Review: Prophecy certainly has a good idea to work with. Mercury poisoning from a paper mill's pulping process has created horrible mutations in the surrounding forest. Unfortunately director John Frankenheimer and screenwriter David Seltzer do not seem to have a clue about how to make this 'important' monster movie work properly. The monster is seen too clearly and too often, thus easily recognized as a man in a cumbersome suit, and Frankenheimer fails to build any real suspense, the attack scenes becoming more laughable than frightening as the film progresses. As a failure however the movie is quite entertaining, but it will most certainly scare younger children (as it did me during it's original theatrical run). Recommended to bad movie fans.

Rating: 4 stars
Summary: Guilty pleasure
Review: Prophecy has always been something of a guilty pleasure for me. After all, the 'Native' American water rights issue and a toxic papermill controversy that underline the films story slap the viewer with Liberal righteousness. As such, the first half of the film is forced to crawl on its hands and knees to make sure everyone knows that this is a film with "socially relevant concerns". Aside from the films eco-tripe, you have Armand Assante playing an Injun. What's up with that? Talia Shire is weepy and tired throughout the whole thing. The second half of the film begins to provide the chill factor, as the mutated results of the rivers mercury contamination become obvious.
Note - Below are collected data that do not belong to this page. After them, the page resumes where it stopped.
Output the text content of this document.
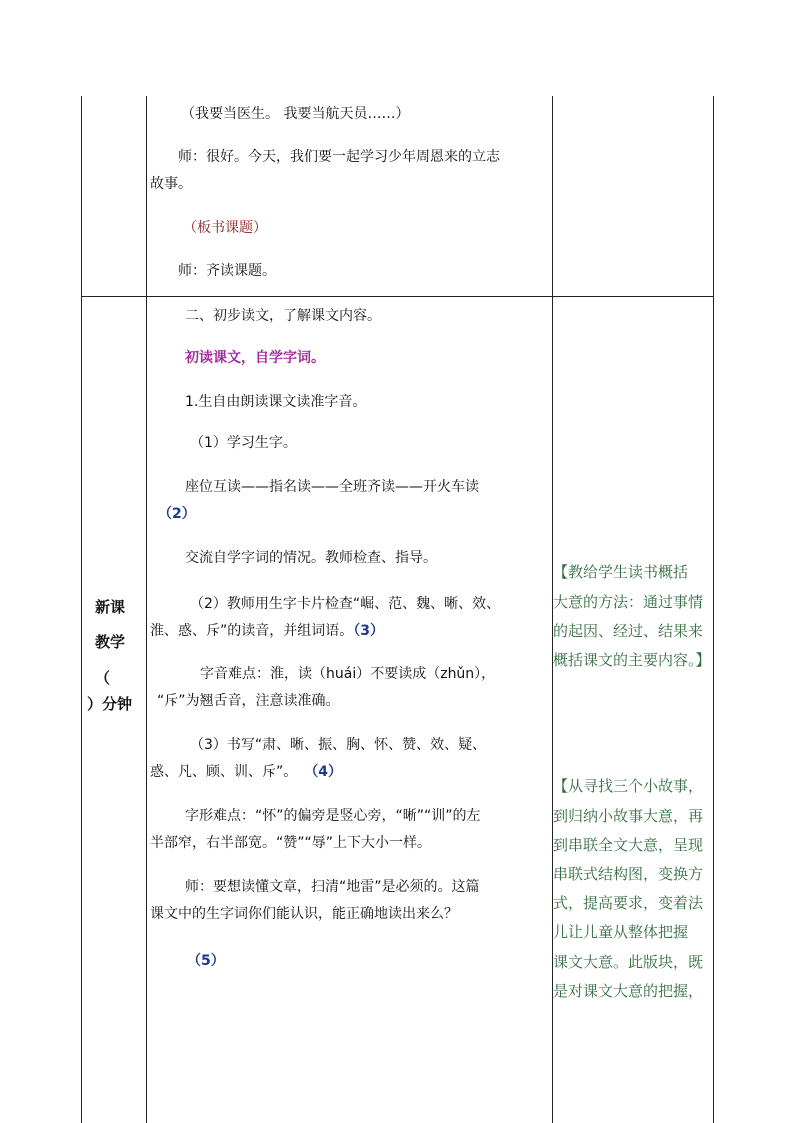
（我要当医生。 我要当航天员……）
师：很好。今天，我们要一起学习少年周恩来的立志
故事。
（板书课题）
师：齐读课题。
新课
教学
（
）分钟
二、初步读文，了解课文内容。
初读课文，自学字词。
1.生自由朗读课文读准字音。
（1）学习生字。
座位互读——指名读——全班齐读——开火车读
（2）
交流自学字词的情况。教师检查、指导。
（2）教师用生字卡片检查“崛、范、魏、晰、效、
淮、惑、斥”的读音，并组词语。（3）
字音难点：淮，读（huái）不要读成（zhǔn），
“斥”为翘舌音，注意读准确。
（3）书写“肃、晰、振、胸、怀、赞、效、疑、
惑、凡、顾、训、斥”。 （4）
字形难点：“怀”的偏旁是竖心旁，“晰”“训”的左
半部窄，右半部宽。“赞”“辱”上下大小一样。
师：要想读懂文章，扫清“地雷”是必须的。这篇
课文中的生字词你们能认识，能正确地读出来么？
（5）
【教给学生读书概括
大意的方法：通过事情
的起因、经过、结果来
概括课文的主要内容。】
【从寻找三个小故事，
到归纳小故事大意，再
到串联全文大意，呈现
串联式结构图，变换方
式，提高要求，变着法
儿让儿童从整体把握
课文大意。此版块，既
是对课文大意的把握，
Though she looks like a bear turned inside out, the mere concept of a giant mutated bear roaming the woods almost makes-up for the fims weakness's - and it's what brings me back to "Prophecy" again and again....

Rating: 4 stars
Summary: Revenge of Nature
Review: Prophecy is another "revenge" of nature movie that show the effect of mercury poisoning on nature. Robert Foxworth is a dedicated doctor sent by the Environmental Protection Agency, EPA, to investigate pollution in the woods of Maine from a lumber mill. This is causing friction between the mill and the native Indians. Foxworth finds that the wildlife is mutating (e.g., large tadpoles, freaky looking bear). Talia Shire (Adrian from the Rocky movies) plays Foxworth wife who is afraid that her unborn child may be "contaminated."